Independent contractors should receive a 1099-NEC. Previously, IRS Form 1099-MISC was the form sent to contractors, which can cause some confusion for employers, but the IRS introduced the 1099-NEC form in 2020 and now requires employers to use this form for independent contractors.

Form 1099-MISC is still used for miscellaneous income, such as:

  1. Rents

  2. Prizes and awards

  3. Other income payments

  4. Generally, the cash paid from a notional principal contract to an individual, partnership, or estate

  5. Any fishing boat proceeds

  6. Medical and health care payments

  7. Crop insurance proceeds

  8. Payments to an attorney

  9. Section 409A deferrals

  10. Nonqualified deferred compensation

What if I don’t know whether an employee should be classified as a W-2 worker or a 1099 worker?

If you are having trouble understanding if a worker is an employee or an independent contractor after reviewing the IRS guidelines and any applicable state laws, you can file Form SS-8 and let the IRS decide.

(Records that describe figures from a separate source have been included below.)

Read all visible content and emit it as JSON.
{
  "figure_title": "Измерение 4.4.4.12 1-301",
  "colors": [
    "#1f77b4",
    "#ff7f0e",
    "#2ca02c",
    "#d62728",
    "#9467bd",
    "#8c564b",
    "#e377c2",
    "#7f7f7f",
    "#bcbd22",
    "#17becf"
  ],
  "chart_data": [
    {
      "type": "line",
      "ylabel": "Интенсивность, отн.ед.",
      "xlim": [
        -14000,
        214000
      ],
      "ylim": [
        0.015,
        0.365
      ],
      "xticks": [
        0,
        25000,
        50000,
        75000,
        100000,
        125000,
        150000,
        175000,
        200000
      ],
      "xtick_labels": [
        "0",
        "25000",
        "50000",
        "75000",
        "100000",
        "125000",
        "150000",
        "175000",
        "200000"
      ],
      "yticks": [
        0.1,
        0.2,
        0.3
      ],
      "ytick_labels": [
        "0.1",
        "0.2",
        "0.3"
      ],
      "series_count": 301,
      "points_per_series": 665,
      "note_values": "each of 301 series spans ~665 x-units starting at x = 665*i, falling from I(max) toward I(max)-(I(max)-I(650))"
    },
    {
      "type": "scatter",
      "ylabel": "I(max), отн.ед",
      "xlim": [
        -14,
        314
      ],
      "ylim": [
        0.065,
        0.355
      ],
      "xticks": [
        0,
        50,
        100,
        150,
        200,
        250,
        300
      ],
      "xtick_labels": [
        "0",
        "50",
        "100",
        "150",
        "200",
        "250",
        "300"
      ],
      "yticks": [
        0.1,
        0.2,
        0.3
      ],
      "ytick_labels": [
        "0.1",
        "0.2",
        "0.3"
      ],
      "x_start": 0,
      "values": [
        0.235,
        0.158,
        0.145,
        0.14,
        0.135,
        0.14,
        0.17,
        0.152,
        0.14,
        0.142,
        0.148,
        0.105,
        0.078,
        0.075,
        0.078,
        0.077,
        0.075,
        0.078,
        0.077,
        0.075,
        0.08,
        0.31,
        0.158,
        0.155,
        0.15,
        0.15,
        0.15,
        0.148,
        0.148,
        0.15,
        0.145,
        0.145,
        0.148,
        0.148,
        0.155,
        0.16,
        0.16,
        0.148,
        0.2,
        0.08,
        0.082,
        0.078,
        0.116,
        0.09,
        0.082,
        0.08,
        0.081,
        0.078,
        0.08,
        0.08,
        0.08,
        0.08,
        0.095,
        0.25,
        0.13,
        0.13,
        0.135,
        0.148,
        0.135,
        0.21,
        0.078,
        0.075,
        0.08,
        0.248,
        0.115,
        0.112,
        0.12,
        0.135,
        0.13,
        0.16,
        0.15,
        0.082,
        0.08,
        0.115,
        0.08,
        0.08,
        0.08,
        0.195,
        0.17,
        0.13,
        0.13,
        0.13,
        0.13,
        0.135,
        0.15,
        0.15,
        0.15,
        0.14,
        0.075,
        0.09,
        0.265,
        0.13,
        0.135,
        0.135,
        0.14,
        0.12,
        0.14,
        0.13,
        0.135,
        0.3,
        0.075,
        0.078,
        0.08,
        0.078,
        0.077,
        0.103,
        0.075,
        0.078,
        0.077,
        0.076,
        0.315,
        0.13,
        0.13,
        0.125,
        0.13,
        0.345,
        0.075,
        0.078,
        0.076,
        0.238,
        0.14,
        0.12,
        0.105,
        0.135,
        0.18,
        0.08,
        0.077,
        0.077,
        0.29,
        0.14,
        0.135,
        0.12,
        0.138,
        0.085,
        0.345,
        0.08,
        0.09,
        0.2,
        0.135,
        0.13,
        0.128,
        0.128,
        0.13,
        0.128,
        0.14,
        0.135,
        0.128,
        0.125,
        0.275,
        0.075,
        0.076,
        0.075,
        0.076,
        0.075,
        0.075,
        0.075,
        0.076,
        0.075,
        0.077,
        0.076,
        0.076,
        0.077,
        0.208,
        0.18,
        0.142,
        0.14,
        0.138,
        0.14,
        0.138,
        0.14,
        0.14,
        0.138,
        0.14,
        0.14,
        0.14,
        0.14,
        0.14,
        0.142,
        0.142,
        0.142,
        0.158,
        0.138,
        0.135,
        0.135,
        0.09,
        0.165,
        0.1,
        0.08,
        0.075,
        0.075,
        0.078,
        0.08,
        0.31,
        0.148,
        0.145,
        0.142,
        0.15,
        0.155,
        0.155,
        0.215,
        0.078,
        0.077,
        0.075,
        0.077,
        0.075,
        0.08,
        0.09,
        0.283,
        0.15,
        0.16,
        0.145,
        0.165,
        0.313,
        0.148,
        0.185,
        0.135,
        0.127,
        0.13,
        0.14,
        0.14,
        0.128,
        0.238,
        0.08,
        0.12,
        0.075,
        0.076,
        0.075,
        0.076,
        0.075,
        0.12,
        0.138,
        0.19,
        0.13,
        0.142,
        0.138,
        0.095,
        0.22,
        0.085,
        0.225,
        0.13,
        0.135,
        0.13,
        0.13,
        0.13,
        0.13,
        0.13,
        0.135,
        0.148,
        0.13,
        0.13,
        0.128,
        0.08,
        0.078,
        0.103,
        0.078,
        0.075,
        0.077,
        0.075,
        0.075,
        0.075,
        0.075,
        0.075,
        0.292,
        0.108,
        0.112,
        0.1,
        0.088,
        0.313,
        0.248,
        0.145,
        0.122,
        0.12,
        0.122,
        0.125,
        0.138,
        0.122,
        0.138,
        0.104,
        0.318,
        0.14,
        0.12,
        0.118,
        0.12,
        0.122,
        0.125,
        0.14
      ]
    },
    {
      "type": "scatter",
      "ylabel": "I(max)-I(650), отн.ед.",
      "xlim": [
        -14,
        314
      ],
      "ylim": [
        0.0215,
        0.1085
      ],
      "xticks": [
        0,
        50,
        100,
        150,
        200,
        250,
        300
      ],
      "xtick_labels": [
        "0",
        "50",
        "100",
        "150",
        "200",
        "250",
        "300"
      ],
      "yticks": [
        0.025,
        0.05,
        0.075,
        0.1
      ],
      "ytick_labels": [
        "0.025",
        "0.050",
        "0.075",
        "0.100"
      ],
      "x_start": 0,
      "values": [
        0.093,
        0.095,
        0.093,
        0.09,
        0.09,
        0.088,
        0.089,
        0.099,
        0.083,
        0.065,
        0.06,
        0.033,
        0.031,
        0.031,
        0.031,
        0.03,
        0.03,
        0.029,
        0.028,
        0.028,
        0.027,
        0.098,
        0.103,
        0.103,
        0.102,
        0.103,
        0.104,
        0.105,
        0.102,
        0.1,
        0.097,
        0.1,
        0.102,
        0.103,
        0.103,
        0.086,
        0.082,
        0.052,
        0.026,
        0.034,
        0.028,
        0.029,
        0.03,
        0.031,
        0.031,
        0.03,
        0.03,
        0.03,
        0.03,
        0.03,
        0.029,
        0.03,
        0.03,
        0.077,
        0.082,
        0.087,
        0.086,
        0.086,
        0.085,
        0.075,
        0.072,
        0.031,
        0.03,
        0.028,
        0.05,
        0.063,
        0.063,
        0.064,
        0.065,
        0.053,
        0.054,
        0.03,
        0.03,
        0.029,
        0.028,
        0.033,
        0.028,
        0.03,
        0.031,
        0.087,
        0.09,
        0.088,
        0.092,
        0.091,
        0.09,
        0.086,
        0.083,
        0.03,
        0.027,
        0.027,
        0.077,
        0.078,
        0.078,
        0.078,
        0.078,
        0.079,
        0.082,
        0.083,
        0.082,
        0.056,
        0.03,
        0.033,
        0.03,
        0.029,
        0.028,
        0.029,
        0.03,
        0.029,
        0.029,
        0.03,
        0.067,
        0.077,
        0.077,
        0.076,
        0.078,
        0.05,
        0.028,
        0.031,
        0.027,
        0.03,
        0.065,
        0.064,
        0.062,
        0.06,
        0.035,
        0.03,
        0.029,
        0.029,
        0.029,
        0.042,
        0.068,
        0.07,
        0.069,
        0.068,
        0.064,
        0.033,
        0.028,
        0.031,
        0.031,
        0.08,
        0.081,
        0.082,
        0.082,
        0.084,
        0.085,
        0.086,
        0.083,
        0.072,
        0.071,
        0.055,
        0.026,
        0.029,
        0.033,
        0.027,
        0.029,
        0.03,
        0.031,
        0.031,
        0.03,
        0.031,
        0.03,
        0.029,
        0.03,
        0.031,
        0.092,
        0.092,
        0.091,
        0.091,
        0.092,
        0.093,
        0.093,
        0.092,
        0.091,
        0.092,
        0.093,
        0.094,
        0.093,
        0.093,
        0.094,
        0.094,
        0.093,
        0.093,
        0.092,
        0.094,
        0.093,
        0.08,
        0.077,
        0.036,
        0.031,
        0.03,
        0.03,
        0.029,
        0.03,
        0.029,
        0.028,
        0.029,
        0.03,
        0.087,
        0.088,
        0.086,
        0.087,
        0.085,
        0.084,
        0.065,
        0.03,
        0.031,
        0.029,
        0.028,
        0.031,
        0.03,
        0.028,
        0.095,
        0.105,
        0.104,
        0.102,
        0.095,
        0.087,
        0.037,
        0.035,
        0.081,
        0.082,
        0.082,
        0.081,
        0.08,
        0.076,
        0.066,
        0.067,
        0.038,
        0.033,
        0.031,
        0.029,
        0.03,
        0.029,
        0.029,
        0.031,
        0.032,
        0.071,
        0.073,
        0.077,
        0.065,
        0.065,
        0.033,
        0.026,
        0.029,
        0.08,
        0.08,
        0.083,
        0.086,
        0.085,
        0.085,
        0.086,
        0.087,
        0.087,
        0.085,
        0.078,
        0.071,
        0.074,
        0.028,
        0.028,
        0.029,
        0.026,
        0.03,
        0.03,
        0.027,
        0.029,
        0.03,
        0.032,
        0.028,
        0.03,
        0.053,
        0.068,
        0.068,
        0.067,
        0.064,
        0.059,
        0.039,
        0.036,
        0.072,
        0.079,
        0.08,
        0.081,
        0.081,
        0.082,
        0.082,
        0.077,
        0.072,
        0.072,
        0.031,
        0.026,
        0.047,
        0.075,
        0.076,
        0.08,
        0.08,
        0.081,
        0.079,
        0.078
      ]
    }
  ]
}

Form SS-8 is the Determination of Worker Status for Purposes of Federal Employment Taxes and Income Tax Withholding form. The IRS will review the facts and circumstances as reported on the form and make a determination of the worker’s status.

What are the benefits of using 1099 workers?

Using 1099 labor can be very helpful for business owners, as long as they are using these workers for the intended purpose and not in place of employees. 1099 workers can help you with specific projects or specific tasks that require skills outside of their current employee’s skillset.

Sometimes you need someone to work on an as-needed basis to meet business needs but don’t require a permanent staff member with fixed hours. For example, you may need a graphic designer to create marketing materials or social media imagery for a few hours per month. In this case, it makes perfect sense to use a 1099 worker to supplement your existing staff rather than expanding your staff.

Using 1099 labor can also be quicker and more cost-effective than hiring employees for short-term projects, as the onboarding times are often faster and you won’t have to worry about unemployment insurance claims when the project ends.

There is also a financial benefit to using 1099 workers. 1099 workers have to pay their own taxes. Payers do not need to pay payroll taxes for 1099 workers, withhold taxes from their paychecks, or pay unemployment taxes. 1099 workers pay their own self-employment taxes. Businesses also don’t need to provide benefits like health insurance, retirement plans, or workers’ compensation to 1099 staff. This can result in a lot of cost savings.